Migrating from 0.2.* to 0.3.*

Criterion.rs took advantage of 0.3.0 being a breaking-change release to make a number of changes that will require changes to user code. These changes are documented here, along with the newer alternatives.

Benchmark, ParameterizedBenchmark, Criterion::bench_functions, Criterion::bench_function_over_inputs, Criterion::bench are deprecated.

In the interest of minimizing disruption, all of these functions still exist and still work. They are deliberately hidden from the documentation and should not be used in new code. At some point in the lifecycle of the 0.3.0 series these will be formally deprecated and will start producing deprecation warnings. They will be removed in 0.4.0.

All of these types and functions have been superseded by the BenchmarkGroup type, which is cleaner to use as well as more powerful and flexible.

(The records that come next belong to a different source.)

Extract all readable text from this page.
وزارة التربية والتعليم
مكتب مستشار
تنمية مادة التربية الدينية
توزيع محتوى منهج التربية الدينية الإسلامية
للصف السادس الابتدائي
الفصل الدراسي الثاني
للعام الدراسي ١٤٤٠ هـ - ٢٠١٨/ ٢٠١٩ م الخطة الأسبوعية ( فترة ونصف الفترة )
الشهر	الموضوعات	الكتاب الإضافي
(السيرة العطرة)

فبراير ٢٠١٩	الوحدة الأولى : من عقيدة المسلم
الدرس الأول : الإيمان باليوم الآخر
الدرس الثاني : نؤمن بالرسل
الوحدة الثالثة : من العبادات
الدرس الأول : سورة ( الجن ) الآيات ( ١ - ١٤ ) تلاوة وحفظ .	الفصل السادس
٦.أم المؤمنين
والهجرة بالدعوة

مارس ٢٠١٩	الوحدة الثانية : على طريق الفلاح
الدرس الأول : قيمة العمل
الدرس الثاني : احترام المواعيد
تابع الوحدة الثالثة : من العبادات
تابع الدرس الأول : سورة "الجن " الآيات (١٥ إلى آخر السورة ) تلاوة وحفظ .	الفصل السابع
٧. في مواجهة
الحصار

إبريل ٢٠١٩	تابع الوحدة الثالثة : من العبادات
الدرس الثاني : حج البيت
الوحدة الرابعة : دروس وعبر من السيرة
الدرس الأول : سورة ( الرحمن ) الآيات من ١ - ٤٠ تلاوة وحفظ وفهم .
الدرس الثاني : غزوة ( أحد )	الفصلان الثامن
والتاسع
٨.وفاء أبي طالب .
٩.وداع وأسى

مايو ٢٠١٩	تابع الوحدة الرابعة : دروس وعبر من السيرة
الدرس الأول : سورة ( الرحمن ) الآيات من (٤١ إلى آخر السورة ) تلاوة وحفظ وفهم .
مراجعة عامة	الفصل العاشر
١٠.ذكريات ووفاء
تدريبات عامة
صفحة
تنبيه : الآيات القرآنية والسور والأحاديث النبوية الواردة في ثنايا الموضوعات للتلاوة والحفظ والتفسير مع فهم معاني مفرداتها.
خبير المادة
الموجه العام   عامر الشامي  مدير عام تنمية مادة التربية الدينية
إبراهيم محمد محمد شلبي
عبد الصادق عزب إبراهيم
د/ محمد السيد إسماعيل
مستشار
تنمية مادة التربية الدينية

cargo bench -- --test is deprecated.

Use cargo test --benches instead.

The format of the raw.csv file has changed to accommodate custom measurements.

The sample_time_nanos field has been split into sample_measured_value and unit. For the default WallTime measurement, the sample_measured_value is the same as the sample_time_nanos was previously.

External program benchmarks have been removed.

These were deprecated in version 0.2.6, as they were not used widely enough to justify the extra maintenance work. It is still possible to benchmark external programs using the iter_custom timing loop, but it does require some extra work. Although it does require extra development effort on the part of the benchmark author, using iter_custom gives more flexibility in how the benchmark communicates with the external process and also allows benchmarks to work with custom measurements, which was not possible previously. For an example of benchmarking an external process, see the benches/external_process.rs benchmark in the Criterion.rs repository.

Throughput has been expanded to u64

Existing benchmarks with u32 Throughputs will need to be changed. Using u64 allows Throughput to scale up to much larger numbers of bytes/elements.